Introduction: Cardiovascular pathologies represent the first cause of death in uremic patients and are among the leading causes of mortality in patients with hereditary angioedema due to C1-inhibitor deficiency (HAE-C1INH). Before 2020, the most common treatment for long-term prophylaxis in HAE-C1INH patients in Italy was attenuated androgen, which may increase cardiovascular risk by multiple mechanisms.

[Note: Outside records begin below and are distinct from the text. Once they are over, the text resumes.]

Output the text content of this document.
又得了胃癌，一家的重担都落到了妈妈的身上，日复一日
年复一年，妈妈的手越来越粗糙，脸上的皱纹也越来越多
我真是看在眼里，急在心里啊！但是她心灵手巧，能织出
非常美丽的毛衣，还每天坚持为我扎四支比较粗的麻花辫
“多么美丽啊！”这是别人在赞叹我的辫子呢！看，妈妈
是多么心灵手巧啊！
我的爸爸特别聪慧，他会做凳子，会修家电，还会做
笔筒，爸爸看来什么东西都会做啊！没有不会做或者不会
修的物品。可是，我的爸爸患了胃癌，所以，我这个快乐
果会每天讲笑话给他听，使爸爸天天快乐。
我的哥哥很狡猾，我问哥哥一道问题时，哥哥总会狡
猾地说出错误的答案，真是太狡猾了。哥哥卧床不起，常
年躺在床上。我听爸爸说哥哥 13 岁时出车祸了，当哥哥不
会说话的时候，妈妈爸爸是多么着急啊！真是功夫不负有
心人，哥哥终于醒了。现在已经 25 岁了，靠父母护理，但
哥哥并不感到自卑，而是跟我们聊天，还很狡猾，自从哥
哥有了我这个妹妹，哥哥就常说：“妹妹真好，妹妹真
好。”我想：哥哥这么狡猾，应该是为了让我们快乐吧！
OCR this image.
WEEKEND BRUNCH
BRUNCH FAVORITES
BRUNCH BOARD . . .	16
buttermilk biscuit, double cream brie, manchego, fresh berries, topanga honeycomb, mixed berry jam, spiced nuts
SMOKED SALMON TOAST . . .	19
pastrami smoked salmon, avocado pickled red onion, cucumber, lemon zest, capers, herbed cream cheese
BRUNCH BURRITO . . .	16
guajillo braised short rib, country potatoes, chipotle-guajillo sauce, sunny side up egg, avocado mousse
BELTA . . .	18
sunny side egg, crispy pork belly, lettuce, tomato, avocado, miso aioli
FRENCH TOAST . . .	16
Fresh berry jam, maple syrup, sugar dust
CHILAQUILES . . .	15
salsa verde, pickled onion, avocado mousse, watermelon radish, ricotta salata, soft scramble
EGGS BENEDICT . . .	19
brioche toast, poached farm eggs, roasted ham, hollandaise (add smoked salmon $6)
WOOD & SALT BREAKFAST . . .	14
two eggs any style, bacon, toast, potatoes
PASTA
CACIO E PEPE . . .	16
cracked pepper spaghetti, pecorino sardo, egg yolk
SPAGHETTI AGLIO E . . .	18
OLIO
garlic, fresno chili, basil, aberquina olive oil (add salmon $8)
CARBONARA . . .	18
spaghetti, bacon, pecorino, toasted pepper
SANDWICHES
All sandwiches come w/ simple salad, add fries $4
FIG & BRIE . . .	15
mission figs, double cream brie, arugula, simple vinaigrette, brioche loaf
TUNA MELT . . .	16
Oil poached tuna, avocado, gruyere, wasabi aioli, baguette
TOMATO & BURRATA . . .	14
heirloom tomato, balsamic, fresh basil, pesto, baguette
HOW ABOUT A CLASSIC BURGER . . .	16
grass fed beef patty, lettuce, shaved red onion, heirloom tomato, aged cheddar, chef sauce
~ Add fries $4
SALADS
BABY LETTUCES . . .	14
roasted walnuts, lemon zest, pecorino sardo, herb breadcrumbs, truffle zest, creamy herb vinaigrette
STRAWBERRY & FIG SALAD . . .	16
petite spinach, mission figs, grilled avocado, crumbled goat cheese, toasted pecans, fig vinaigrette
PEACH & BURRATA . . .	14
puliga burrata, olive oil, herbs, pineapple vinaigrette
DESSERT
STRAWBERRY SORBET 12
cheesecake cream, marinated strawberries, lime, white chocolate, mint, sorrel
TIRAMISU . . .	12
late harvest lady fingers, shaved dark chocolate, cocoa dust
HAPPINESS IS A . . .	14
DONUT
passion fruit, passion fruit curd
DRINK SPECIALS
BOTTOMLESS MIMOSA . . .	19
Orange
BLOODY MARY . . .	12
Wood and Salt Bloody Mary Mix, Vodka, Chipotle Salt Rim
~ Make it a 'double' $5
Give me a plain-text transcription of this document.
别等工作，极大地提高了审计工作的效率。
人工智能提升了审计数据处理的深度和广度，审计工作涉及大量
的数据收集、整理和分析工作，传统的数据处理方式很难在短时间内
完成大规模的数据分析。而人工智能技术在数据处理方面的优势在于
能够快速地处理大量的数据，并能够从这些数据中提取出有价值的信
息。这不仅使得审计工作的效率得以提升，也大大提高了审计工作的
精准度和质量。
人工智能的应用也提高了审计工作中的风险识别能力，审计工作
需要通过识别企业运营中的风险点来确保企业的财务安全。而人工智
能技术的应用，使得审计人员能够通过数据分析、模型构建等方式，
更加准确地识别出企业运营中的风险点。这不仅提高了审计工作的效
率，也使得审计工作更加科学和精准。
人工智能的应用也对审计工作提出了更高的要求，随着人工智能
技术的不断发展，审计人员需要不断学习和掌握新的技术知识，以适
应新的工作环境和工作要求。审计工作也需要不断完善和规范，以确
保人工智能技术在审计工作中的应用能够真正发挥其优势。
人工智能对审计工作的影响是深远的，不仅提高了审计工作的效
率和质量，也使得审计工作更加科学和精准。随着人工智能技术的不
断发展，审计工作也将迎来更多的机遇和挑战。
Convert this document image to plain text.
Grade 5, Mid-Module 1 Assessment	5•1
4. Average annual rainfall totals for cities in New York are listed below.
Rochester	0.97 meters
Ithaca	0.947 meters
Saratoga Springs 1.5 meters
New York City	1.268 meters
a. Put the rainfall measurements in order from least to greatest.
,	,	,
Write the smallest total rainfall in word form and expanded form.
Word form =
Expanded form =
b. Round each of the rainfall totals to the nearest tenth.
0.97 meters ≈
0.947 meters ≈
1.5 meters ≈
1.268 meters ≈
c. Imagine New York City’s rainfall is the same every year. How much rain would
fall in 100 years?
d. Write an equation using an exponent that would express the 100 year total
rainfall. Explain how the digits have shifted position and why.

Case Description: We present a case report of a 56-year-old patient with HAE-C1INH type I affected by IgA nephropathy with severe kidney impairment. The patient experienced a first kidney transplant and, after late rejection, underwent a second kidney transplant. Further comorbidities included obesity, hypertensive cardiomyopathy, HCV liver disease, and dyslipidemia. His prophylactic therapy to prevent angioedema attacks had consisted of attenuated androgens for about 40 years. Since 2020, new modern targeted therapy for LTP, particularly lanadelumab, has shown promising results. The majority of patients with attenuated androgens have been successfully switched to lanadelumab, including our patient. Since introducing lanadelumab (300 mg subcutaneously every two weeks; after a six-month attack-free period, the dosing interval of lanadelumab was extended to four weeks), the patient has not experienced any acute HAE attack and did not report any adverse events. Moreover, we observed decreased total cholesterol, C-LDL, and body mass index, reducing the Matsushita et al. score for ten years of cardiovascular risk from 13.2% to 9.3%.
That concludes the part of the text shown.